Middle East respiratory syndrome coronavirus: implications for health care facilities

Helena C Maltezou, Sotirios Tsiodras
American Journal of Infection Control 2014, 42 (12): 1261-5
25465253

BACKGROUND: Middle East respiratory syndrome coronavirus (MERS-CoV) is a novel coronavirus that causes a severe respiratory disease with high case fatality rate. Starting in March 2014, a dramatic increase of cases has occurred in the Arabian Peninsula, many of which were acquired in health care settings. As of May 9, 2014, 536 laboratory-confirmed cases and 145 deaths have been reported globally.

METHODS: Review of publicly available data about MERS-CoV health care-associated transmission.

RESULTS: We identified 11 events of possible or confirmed health care-associated transmission with high morbidity and mortality, mainly among patients with comorbidities.
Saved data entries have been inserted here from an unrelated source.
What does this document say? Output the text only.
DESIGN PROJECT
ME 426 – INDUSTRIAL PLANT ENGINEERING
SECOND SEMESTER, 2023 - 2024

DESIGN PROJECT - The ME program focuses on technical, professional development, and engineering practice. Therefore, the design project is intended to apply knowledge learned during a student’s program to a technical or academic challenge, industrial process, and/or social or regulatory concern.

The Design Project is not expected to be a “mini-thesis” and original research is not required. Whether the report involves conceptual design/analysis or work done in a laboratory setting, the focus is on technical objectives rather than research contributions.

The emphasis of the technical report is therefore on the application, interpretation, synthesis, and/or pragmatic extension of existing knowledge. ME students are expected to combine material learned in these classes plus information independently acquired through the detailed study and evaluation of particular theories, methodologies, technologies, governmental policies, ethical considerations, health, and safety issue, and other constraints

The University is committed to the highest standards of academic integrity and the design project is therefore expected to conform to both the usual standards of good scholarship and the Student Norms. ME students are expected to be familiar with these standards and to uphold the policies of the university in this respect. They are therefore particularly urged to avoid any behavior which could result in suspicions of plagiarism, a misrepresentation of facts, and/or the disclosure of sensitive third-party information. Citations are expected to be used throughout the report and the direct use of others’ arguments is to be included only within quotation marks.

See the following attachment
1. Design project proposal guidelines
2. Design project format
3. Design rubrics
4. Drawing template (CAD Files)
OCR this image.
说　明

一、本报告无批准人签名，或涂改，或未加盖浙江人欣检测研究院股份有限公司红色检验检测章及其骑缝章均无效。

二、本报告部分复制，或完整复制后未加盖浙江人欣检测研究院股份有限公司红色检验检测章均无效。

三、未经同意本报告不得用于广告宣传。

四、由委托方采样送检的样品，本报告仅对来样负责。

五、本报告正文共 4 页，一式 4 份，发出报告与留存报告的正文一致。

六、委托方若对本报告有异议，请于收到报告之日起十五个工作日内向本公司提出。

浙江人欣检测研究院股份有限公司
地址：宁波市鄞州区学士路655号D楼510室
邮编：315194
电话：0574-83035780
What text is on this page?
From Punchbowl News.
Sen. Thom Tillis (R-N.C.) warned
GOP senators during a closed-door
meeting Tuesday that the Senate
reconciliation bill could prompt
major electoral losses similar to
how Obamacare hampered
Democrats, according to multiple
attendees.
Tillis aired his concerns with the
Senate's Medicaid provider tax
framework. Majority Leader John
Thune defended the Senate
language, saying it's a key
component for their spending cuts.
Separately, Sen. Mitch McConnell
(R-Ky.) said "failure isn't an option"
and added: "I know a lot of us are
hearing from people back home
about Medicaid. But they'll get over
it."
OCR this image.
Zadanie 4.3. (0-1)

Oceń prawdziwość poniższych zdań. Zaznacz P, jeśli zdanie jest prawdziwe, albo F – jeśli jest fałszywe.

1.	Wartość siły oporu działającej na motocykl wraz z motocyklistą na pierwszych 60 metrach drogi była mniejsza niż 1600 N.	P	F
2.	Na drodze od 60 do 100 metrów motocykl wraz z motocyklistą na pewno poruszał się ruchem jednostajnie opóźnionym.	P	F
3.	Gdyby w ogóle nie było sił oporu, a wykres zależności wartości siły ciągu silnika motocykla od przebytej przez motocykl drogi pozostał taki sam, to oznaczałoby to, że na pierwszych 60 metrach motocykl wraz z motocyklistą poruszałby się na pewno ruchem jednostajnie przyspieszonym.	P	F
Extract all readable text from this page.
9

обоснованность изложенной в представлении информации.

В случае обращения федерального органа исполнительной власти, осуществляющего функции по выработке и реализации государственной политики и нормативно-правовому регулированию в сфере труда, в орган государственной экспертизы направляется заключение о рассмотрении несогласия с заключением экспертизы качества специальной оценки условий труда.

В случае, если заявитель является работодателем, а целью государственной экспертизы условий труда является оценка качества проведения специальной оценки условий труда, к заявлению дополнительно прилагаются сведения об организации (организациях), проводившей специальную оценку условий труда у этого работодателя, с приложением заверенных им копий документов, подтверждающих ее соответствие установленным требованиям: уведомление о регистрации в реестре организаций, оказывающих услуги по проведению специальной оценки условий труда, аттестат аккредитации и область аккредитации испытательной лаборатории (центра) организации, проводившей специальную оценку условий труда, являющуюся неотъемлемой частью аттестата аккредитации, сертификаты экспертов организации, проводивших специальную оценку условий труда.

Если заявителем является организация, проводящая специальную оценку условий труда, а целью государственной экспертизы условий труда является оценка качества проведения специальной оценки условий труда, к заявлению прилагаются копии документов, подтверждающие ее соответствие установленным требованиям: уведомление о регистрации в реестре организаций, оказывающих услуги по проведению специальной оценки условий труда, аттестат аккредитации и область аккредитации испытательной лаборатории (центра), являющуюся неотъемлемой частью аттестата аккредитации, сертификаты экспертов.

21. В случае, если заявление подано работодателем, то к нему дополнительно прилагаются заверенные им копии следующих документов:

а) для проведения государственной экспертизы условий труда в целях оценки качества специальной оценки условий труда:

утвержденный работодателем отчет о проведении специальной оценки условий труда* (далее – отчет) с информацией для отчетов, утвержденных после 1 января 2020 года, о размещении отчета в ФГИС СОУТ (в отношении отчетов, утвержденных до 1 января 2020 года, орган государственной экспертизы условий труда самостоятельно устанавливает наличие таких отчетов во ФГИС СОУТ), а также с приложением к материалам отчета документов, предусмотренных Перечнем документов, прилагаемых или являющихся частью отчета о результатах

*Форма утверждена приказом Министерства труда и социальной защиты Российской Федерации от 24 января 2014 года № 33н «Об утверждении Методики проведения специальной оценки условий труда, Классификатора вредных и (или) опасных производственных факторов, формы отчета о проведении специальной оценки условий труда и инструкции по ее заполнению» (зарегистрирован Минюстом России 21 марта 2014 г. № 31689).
Health care workers are also frequently affected; however, they tend to have milder symptoms and better prognosis. Gaps in infection control were noted in all events. Currently, health care-associated outbreaks are playing a pivotal role in the evolution of the MERS-CoV epidemic in countries in the Arabian Peninsula.

CONCLUSION: There is a need to increase infection control capacity in affected areas and areas at increased risk of being affected to prevent transmission in health care settings. Vaccines and antiviral agents are urgently needed. Overall, our knowledge about the epidemiologic characteristics of MERS-CoV that impact health care transmission is very limited. As the MERS-CoV epidemic continues to evolve, issues concerning best infection control measures will arise, and studies to better define their effectiveness in real life are needed.